Each midwife does have her own style and preferences, though, so this is a great question for your own midwife. 

- Regarding being told what to do versus listening to your own body as well as Jake, I think you’re going to find that exactly as you picture it. When everything is going great, the usually tact is to be gently encouraging. It is when guidance is needed that a midwife will step in. (It’s what you’re hiring her for, right?)

- Vitamin K shot is not needed, but eye drops after a couple hours are fine if required due to the GBS positive factor. I want that bonding period first though, and if eye drops aren't required, i'd like to skip them.

Actually, there are times the Vitamin K shot is needed (in my and others’ opinion). If there is bruising at birth or if there’s been some trauma to the baby as s/he is being born… shoulder dystocia for example… or if there is a caput (neither of which a breech baby will have). However, it is very common for a breech baby to have bruising on the butt, swelling and/or bruising on the genitals or if any manipulations need to be done, on that body part. As a midwife, I would encourage my clients to seriously consider getting the Vitamin K shot for a breech birth. 

Regarding the Erythromycin eye ointment, it is given for chlamydia and gonorrhea, not GBS, if that helps your decision. 

According to the 2005 Sanford Guide to Antimicrobial Therapy, the ophthalmic ointment is indicated for use in all newborns for the prevention of a bacterial eye infection known as ophthalmia neonatorum due to Neisseria gonorrhoeae and Chlamydia trachomatis."

- Baby will need hep B vaccine AND hbig immuglobulin at birth with in 12 hours of delivery....

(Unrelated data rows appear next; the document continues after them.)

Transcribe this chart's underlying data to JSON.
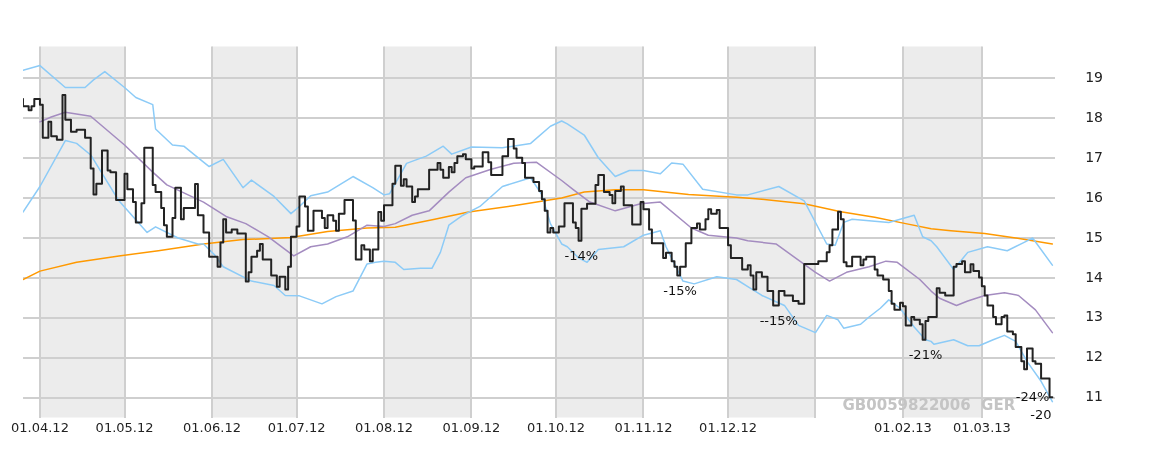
{
  "chart_data": {
    "type": "line",
    "xlim": [
      "2012-03-26",
      "2013-03-27"
    ],
    "ylim": [
      10.5,
      19.8
    ],
    "xticks": [
      {
        "value": "2012-04-01",
        "label": "01.04.12"
      },
      {
        "value": "2012-05-01",
        "label": "01.05.12"
      },
      {
        "value": "2012-06-01",
        "label": "01.06.12"
      },
      {
        "value": "2012-07-01",
        "label": "01.07.12"
      },
      {
        "value": "2012-08-01",
        "label": "01.08.12"
      },
      {
        "value": "2012-09-01",
        "label": "01.09.12"
      },
      {
        "value": "2012-10-01",
        "label": "01.10.12"
      },
      {
        "value": "2012-11-01",
        "label": "01.11.12"
      },
      {
        "value": "2012-12-01",
        "label": "01.12.12"
      },
      {
        "value": "2013-01-01",
        "label": null
      },
      {
        "value": "2013-02-01",
        "label": "01.02.13"
      },
      {
        "value": "2013-03-01",
        "label": "01.03.13"
      }
    ],
    "yticks": [
      11,
      12,
      13,
      14,
      15,
      16,
      17,
      18,
      19
    ],
    "grid": true,
    "legend": false,
    "bands": [
      {
        "axis": "x",
        "from": "2012-04-01",
        "to": "2012-05-01",
        "label": null,
        "color": "#ececec"
      },
      {
        "axis": "x",
        "from": "2012-06-01",
        "to": "2012-07-01",
        "label": null,
        "color": "#ececec"
      },
      {
        "axis": "x",
        "from": "2012-08-01",
        "to": "2012-09-01",
        "label": null,
        "color": "#ececec"
      },
      {
        "axis": "x",
        "from": "2012-10-01",
        "to": "2012-11-01",
        "label": null,
        "color": "#ececec"
      },
      {
        "axis": "x",
        "from": "2012-12-01",
        "to": "2013-01-01",
        "label": null,
        "color": "#ececec"
      },
      {
        "axis": "x",
        "from": "2013-02-01",
        "to": "2013-03-01",
        "label": null,
        "color": "#ececec"
      }
    ],
    "annotations": [
      {
        "text": "-14%",
        "x": "2012-10-10",
        "y": 14.93
      },
      {
        "text": "-15%",
        "x": "2012-11-14",
        "y": 14.06
      },
      {
        "text": "--15%",
        "x": "2012-12-19",
        "y": 13.31
      },
      {
        "text": "-21%",
        "x": "2013-02-09",
        "y": 12.45
      },
      {
        "text": "-24%",
        "x": "2013-03-26",
        "y": 11.01
      },
      {
        "text": "-20",
        "x": "2013-03-26",
        "y": 11.01
      },
      "GB0059822006  GER"
    ],
    "series": [
      {
        "type": "line",
        "color": "#ff9900",
        "x": [
          "2012-03-26",
          "2012-04-01",
          "2012-04-14",
          "2012-04-29",
          "2012-05-13",
          "2012-05-29",
          "2012-06-12",
          "2012-06-29",
          "2012-07-12",
          "2012-07-26",
          "2012-08-05",
          "2012-08-19",
          "2012-08-31",
          "2012-09-17",
          "2012-10-03",
          "2012-10-11",
          "2012-10-22",
          "2012-11-01",
          "2012-11-17",
          "2012-12-04",
          "2012-12-13",
          "2012-12-28",
          "2013-01-10",
          "2013-01-22",
          "2013-02-02",
          "2013-02-11",
          "2013-02-18",
          "2013-03-02",
          "2013-03-13",
          "2013-03-26"
        ],
        "values": [
          13.96,
          14.17,
          14.39,
          14.55,
          14.68,
          14.85,
          14.96,
          15.01,
          15.16,
          15.25,
          15.27,
          15.47,
          15.65,
          15.82,
          16.0,
          16.15,
          16.21,
          16.21,
          16.09,
          16.02,
          15.97,
          15.86,
          15.66,
          15.52,
          15.36,
          15.23,
          15.18,
          15.11,
          15.0,
          14.85
        ]
      },
      {
        "type": "line",
        "color": "#8ccbf7",
        "x": [
          "2012-03-26",
          "2012-04-01",
          "2012-04-10",
          "2012-04-17",
          "2012-04-20",
          "2012-04-24",
          "2012-05-01",
          "2012-05-05",
          "2012-05-11",
          "2012-05-12",
          "2012-05-18",
          "2012-05-22",
          "2012-05-29",
          "2012-05-31",
          "2012-06-05",
          "2012-06-12",
          "2012-06-15",
          "2012-06-23",
          "2012-06-29",
          "2012-07-02",
          "2012-07-06",
          "2012-07-12",
          "2012-07-21",
          "2012-07-28",
          "2012-08-01",
          "2012-08-03",
          "2012-08-09",
          "2012-08-16",
          "2012-08-22",
          "2012-08-25",
          "2012-09-01",
          "2012-09-12",
          "2012-09-22",
          "2012-09-29",
          "2012-10-03",
          "2012-10-05",
          "2012-10-11",
          "2012-10-16",
          "2012-10-22",
          "2012-10-27",
          "2012-11-01",
          "2012-11-07",
          "2012-11-11",
          "2012-11-15",
          "2012-11-22",
          "2012-12-04",
          "2012-12-08",
          "2012-12-19",
          "2012-12-28",
          "2013-01-05",
          "2013-01-08",
          "2013-01-11",
          "2013-01-14",
          "2013-01-27",
          "2013-02-05",
          "2013-02-08",
          "2013-02-11",
          "2013-02-13",
          "2013-02-19",
          "2013-02-24",
          "2013-03-03",
          "2013-03-10",
          "2013-03-16",
          "2013-03-19",
          "2013-03-26"
        ],
        "values": [
          19.2,
          19.32,
          18.77,
          18.77,
          18.96,
          19.17,
          18.77,
          18.52,
          18.34,
          17.73,
          17.33,
          17.3,
          16.9,
          16.79,
          16.97,
          16.26,
          16.45,
          16.04,
          15.61,
          15.79,
          16.06,
          16.15,
          16.54,
          16.26,
          16.08,
          16.11,
          16.87,
          17.05,
          17.3,
          17.1,
          17.28,
          17.26,
          17.37,
          17.8,
          17.93,
          17.86,
          17.58,
          17.01,
          16.54,
          16.69,
          16.69,
          16.61,
          16.88,
          16.85,
          16.22,
          16.08,
          16.08,
          16.29,
          15.93,
          14.85,
          14.82,
          15.39,
          15.47,
          15.39,
          15.57,
          15.03,
          14.93,
          14.78,
          14.21,
          14.64,
          14.78,
          14.68,
          14.89,
          15.0,
          14.32
        ]
      },
      {
        "type": "line",
        "color": "#8ccbf7",
        "x": [
          "2012-03-26",
          "2012-04-01",
          "2012-04-10",
          "2012-04-14",
          "2012-04-19",
          "2012-04-29",
          "2012-05-09",
          "2012-05-12",
          "2012-05-20",
          "2012-05-27",
          "2012-05-29",
          "2012-06-02",
          "2012-06-05",
          "2012-06-15",
          "2012-06-23",
          "2012-06-27",
          "2012-07-02",
          "2012-07-10",
          "2012-07-15",
          "2012-07-21",
          "2012-07-26",
          "2012-07-29",
          "2012-08-01",
          "2012-08-05",
          "2012-08-08",
          "2012-08-14",
          "2012-08-18",
          "2012-08-21",
          "2012-08-24",
          "2012-08-29",
          "2012-09-04",
          "2012-09-12",
          "2012-09-22",
          "2012-09-26",
          "2012-09-29",
          "2012-10-03",
          "2012-10-05",
          "2012-10-09",
          "2012-10-12",
          "2012-10-16",
          "2012-10-25",
          "2012-11-01",
          "2012-11-07",
          "2012-11-09",
          "2012-11-15",
          "2012-11-19",
          "2012-11-27",
          "2012-12-04",
          "2012-12-08",
          "2012-12-13",
          "2012-12-21",
          "2012-12-26",
          "2013-01-01",
          "2013-01-05",
          "2013-01-09",
          "2013-01-11",
          "2013-01-17",
          "2013-01-20",
          "2013-01-24",
          "2013-01-27",
          "2013-01-31",
          "2013-02-05",
          "2013-02-09",
          "2013-02-11",
          "2013-02-12",
          "2013-02-19",
          "2013-02-24",
          "2013-02-28",
          "2013-03-05",
          "2013-03-09",
          "2013-03-13",
          "2013-03-17",
          "2013-03-22",
          "2013-03-26"
        ],
        "values": [
          15.65,
          16.29,
          17.44,
          17.37,
          17.08,
          15.93,
          15.14,
          15.28,
          15.0,
          14.85,
          14.85,
          14.57,
          14.28,
          13.92,
          13.81,
          13.56,
          13.55,
          13.35,
          13.53,
          13.67,
          14.35,
          14.39,
          14.42,
          14.39,
          14.21,
          14.24,
          14.24,
          14.64,
          15.32,
          15.57,
          15.79,
          16.29,
          16.51,
          16.08,
          15.36,
          14.85,
          14.78,
          14.5,
          14.39,
          14.71,
          14.78,
          15.07,
          15.18,
          14.78,
          13.92,
          13.85,
          14.03,
          13.96,
          13.78,
          13.56,
          13.31,
          12.81,
          12.63,
          13.06,
          12.95,
          12.74,
          12.84,
          13.02,
          13.24,
          13.45,
          13.24,
          12.77,
          12.45,
          12.41,
          12.34,
          12.45,
          12.3,
          12.3,
          12.45,
          12.56,
          12.41,
          11.91,
          11.41,
          10.9
        ]
      },
      {
        "type": "line",
        "color": "#a48cc0",
        "x": [
          "2012-04-01",
          "2012-04-05",
          "2012-04-10",
          "2012-04-19",
          "2012-05-01",
          "2012-05-11",
          "2012-05-16",
          "2012-05-29",
          "2012-06-06",
          "2012-06-13",
          "2012-06-21",
          "2012-06-30",
          "2012-07-06",
          "2012-07-12",
          "2012-07-19",
          "2012-07-26",
          "2012-08-01",
          "2012-08-05",
          "2012-08-11",
          "2012-08-17",
          "2012-08-24",
          "2012-08-30",
          "2012-09-08",
          "2012-09-16",
          "2012-09-24",
          "2012-10-03",
          "2012-10-07",
          "2012-10-13",
          "2012-10-22",
          "2012-10-31",
          "2012-11-07",
          "2012-11-18",
          "2012-11-24",
          "2012-12-04",
          "2012-12-08",
          "2012-12-18",
          "2013-01-01",
          "2013-01-06",
          "2013-01-12",
          "2013-01-20",
          "2013-01-26",
          "2013-01-30",
          "2013-02-07",
          "2013-02-11",
          "2013-02-14",
          "2013-02-20",
          "2013-02-24",
          "2013-03-02",
          "2013-03-09",
          "2013-03-14",
          "2013-03-20",
          "2013-03-26"
        ],
        "values": [
          17.91,
          18.03,
          18.15,
          18.05,
          17.33,
          16.65,
          16.33,
          15.9,
          15.54,
          15.36,
          15.03,
          14.55,
          14.78,
          14.85,
          15.03,
          15.32,
          15.29,
          15.36,
          15.57,
          15.68,
          16.15,
          16.51,
          16.72,
          16.87,
          16.9,
          16.44,
          16.22,
          15.9,
          15.68,
          15.86,
          15.9,
          15.25,
          15.07,
          15.0,
          14.93,
          14.85,
          14.14,
          13.92,
          14.14,
          14.28,
          14.42,
          14.39,
          13.96,
          13.67,
          13.49,
          13.31,
          13.42,
          13.56,
          13.63,
          13.56,
          13.2,
          12.63
        ]
      },
      {
        "type": "step",
        "color": "#222222",
        "x": [
          "2012-03-26",
          "2012-03-28",
          "2012-03-29",
          "2012-03-30",
          "2012-04-01",
          "2012-04-02",
          "2012-04-04",
          "2012-04-05",
          "2012-04-07",
          "2012-04-09",
          "2012-04-10",
          "2012-04-12",
          "2012-04-14",
          "2012-04-17",
          "2012-04-19",
          "2012-04-20",
          "2012-04-21",
          "2012-04-23",
          "2012-04-25",
          "2012-04-26",
          "2012-04-28",
          "2012-05-01",
          "2012-05-02",
          "2012-05-04",
          "2012-05-05",
          "2012-05-07",
          "2012-05-08",
          "2012-05-11",
          "2012-05-12",
          "2012-05-14",
          "2012-05-15",
          "2012-05-16",
          "2012-05-18",
          "2012-05-19",
          "2012-05-21",
          "2012-05-22",
          "2012-05-26",
          "2012-05-27",
          "2012-05-29",
          "2012-05-31",
          "2012-06-03",
          "2012-06-04",
          "2012-06-05",
          "2012-06-06",
          "2012-06-08",
          "2012-06-10",
          "2012-06-13",
          "2012-06-14",
          "2012-06-15",
          "2012-06-17",
          "2012-06-18",
          "2012-06-19",
          "2012-06-22",
          "2012-06-24",
          "2012-06-25",
          "2012-06-27",
          "2012-06-28",
          "2012-06-29",
          "2012-07-01",
          "2012-07-02",
          "2012-07-04",
          "2012-07-05",
          "2012-07-07",
          "2012-07-10",
          "2012-07-11",
          "2012-07-12",
          "2012-07-14",
          "2012-07-15",
          "2012-07-16",
          "2012-07-18",
          "2012-07-21",
          "2012-07-22",
          "2012-07-24",
          "2012-07-25",
          "2012-07-27",
          "2012-07-28",
          "2012-07-30",
          "2012-07-31",
          "2012-08-01",
          "2012-08-04",
          "2012-08-05",
          "2012-08-07",
          "2012-08-08",
          "2012-08-09",
          "2012-08-11",
          "2012-08-12",
          "2012-08-13",
          "2012-08-17",
          "2012-08-20",
          "2012-08-21",
          "2012-08-22",
          "2012-08-24",
          "2012-08-25",
          "2012-08-26",
          "2012-08-27",
          "2012-08-29",
          "2012-08-30",
          "2012-09-01",
          "2012-09-02",
          "2012-09-05",
          "2012-09-07",
          "2012-09-08",
          "2012-09-12",
          "2012-09-14",
          "2012-09-16",
          "2012-09-17",
          "2012-09-19",
          "2012-09-20",
          "2012-09-23",
          "2012-09-25",
          "2012-09-26",
          "2012-09-27",
          "2012-09-28",
          "2012-09-29",
          "2012-09-30",
          "2012-10-02",
          "2012-10-04",
          "2012-10-07",
          "2012-10-08",
          "2012-10-09",
          "2012-10-10",
          "2012-10-12",
          "2012-10-15",
          "2012-10-16",
          "2012-10-18",
          "2012-10-20",
          "2012-10-21",
          "2012-10-22",
          "2012-10-24",
          "2012-10-25",
          "2012-10-28",
          "2012-10-31",
          "2012-11-01",
          "2012-11-03",
          "2012-11-04",
          "2012-11-08",
          "2012-11-09",
          "2012-11-11",
          "2012-11-12",
          "2012-11-13",
          "2012-11-14",
          "2012-11-16",
          "2012-11-18",
          "2012-11-20",
          "2012-11-21",
          "2012-11-23",
          "2012-11-24",
          "2012-11-25",
          "2012-11-27",
          "2012-11-28",
          "2012-12-01",
          "2012-12-02",
          "2012-12-06",
          "2012-12-08",
          "2012-12-09",
          "2012-12-10",
          "2012-12-11",
          "2012-12-13",
          "2012-12-15",
          "2012-12-17",
          "2012-12-19",
          "2012-12-21",
          "2012-12-24",
          "2012-12-26",
          "2012-12-28",
          "2013-01-02",
          "2013-01-05",
          "2013-01-06",
          "2013-01-07",
          "2013-01-09",
          "2013-01-10",
          "2013-01-11",
          "2013-01-12",
          "2013-01-14",
          "2013-01-17",
          "2013-01-18",
          "2013-01-19",
          "2013-01-22",
          "2013-01-23",
          "2013-01-25",
          "2013-01-27",
          "2013-01-28",
          "2013-01-29",
          "2013-01-31",
          "2013-02-01",
          "2013-02-02",
          "2013-02-04",
          "2013-02-05",
          "2013-02-07",
          "2013-02-08",
          "2013-02-09",
          "2013-02-10",
          "2013-02-13",
          "2013-02-14",
          "2013-02-16",
          "2013-02-19",
          "2013-02-20",
          "2013-02-22",
          "2013-02-23",
          "2013-02-25",
          "2013-02-26",
          "2013-02-28",
          "2013-03-01",
          "2013-03-02",
          "2013-03-03",
          "2013-03-05",
          "2013-03-06",
          "2013-03-08",
          "2013-03-09",
          "2013-03-10",
          "2013-03-12",
          "2013-03-13",
          "2013-03-15",
          "2013-03-16",
          "2013-03-17",
          "2013-03-19",
          "2013-03-20",
          "2013-03-22",
          "2013-03-25",
          "2013-03-26"
        ],
        "values": [
          18.48,
          18.3,
          18.2,
          18.3,
          18.48,
          18.34,
          17.51,
          17.91,
          17.55,
          17.46,
          18.58,
          17.96,
          17.66,
          17.71,
          17.51,
          16.74,
          16.09,
          16.36,
          17.19,
          16.69,
          16.65,
          15.95,
          16.61,
          16.22,
          15.9,
          15.39,
          15.87,
          17.26,
          16.33,
          16.15,
          15.75,
          15.32,
          15.03,
          15.5,
          16.26,
          15.47,
          15.75,
          16.35,
          15.57,
          15.14,
          14.53,
          14.28,
          14.89,
          15.47,
          15.14,
          15.21,
          15.11,
          13.91,
          14.14,
          14.53,
          14.68,
          14.85,
          14.46,
          14.06,
          13.78,
          14.03,
          13.71,
          14.28,
          15.03,
          15.29,
          16.04,
          15.79,
          15.18,
          15.68,
          15.5,
          15.25,
          15.57,
          15.43,
          15.18,
          15.61,
          15.95,
          15.44,
          14.46,
          14.82,
          14.71,
          14.42,
          14.71,
          15.65,
          15.43,
          15.82,
          16.36,
          16.81,
          16.31,
          16.47,
          16.29,
          15.9,
          16.04,
          16.22,
          16.71,
          16.88,
          16.71,
          16.51,
          16.78,
          16.65,
          16.88,
          17.05,
          17.1,
          16.97,
          16.74,
          16.79,
          17.15,
          16.9,
          16.58,
          17.05,
          17.48,
          17.24,
          17.01,
          16.88,
          16.51,
          16.4,
          16.18,
          15.97,
          15.68,
          15.14,
          15.25,
          15.14,
          15.29,
          15.87,
          15.39,
          15.25,
          14.93,
          15.73,
          15.86,
          16.33,
          16.58,
          16.15,
          16.08,
          15.87,
          16.18,
          16.29,
          15.82,
          15.34,
          15.9,
          15.72,
          15.21,
          14.87,
          14.5,
          14.63,
          14.42,
          14.28,
          14.06,
          14.28,
          14.87,
          15.25,
          15.36,
          15.21,
          15.47,
          15.72,
          15.61,
          15.7,
          15.25,
          14.82,
          14.5,
          14.21,
          14.32,
          14.06,
          13.71,
          14.14,
          14.03,
          13.67,
          13.31,
          13.67,
          13.56,
          13.42,
          13.35,
          14.35,
          14.42,
          14.64,
          14.82,
          15.21,
          15.66,
          15.47,
          14.39,
          14.29,
          14.53,
          14.32,
          14.46,
          14.53,
          14.21,
          14.06,
          13.96,
          13.67,
          13.35,
          13.2,
          13.38,
          13.29,
          12.81,
          13.02,
          12.95,
          12.84,
          12.45,
          12.92,
          13.02,
          13.74,
          13.63,
          13.56,
          14.28,
          14.35,
          14.42,
          14.14,
          14.34,
          14.17,
          14.01,
          13.79,
          13.56,
          13.31,
          13.02,
          12.84,
          13.02,
          13.06,
          12.66,
          12.59,
          12.27,
          11.91,
          11.71,
          12.23,
          11.91,
          11.85,
          11.48,
          11.01
        ]
      }
    ]
  }
}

It’s so interesting you don’t want the Vitamin K or the erythromycin, but you do want the HepB injection. If moms pick and choose, it is very often the other way around. If, however, you are in a high-risk category, ignore this comment.

- Mom will need Rhogham. She's RH negative - baby is most likely positive. 

Not sure why you think the baby is most likely positive, but care providers almost always (should!!) test the baby right after the birth and then you can get the RhoGam® (aka Anti-D) if the baby is positive. (And yes, readers, I am aware not all mothers choose the RhoGam® even if their babies are negative.) Even in a homebirth, labs can come get the blood stat and let the midwife know so she can get you the RhoGam® before 72 hours postpartum. There are even home tests to determine what type the baby has. 

I’ve poked around and can’t find a percentage of babies that are positive to moms who are negative; do you have a site I can check out? I did find that 85% of Caucasians have Rh positive blood, so maybe that’s what you are going by? 

And do you know if the dad is Rh positive or negative? If he’s negative, then you don’t need a shot at all! 

(For the geeks in us, I came across this interesting (cool!) site that scientifically explains the Rh factors in more depth –and reminds us providers it isn’t just a case of positive and negative, but there are variations on the negatives we need to be aware of. Plus, MoonDragon has a great explanation of the variants of Rh negatives [Kell, Duffy, etc.])

I really do look forward to your upcoming birth, Emma. I know there are now many of us sending you birth vibes and anticipate seeing your precious baby. Thank you for being so out there.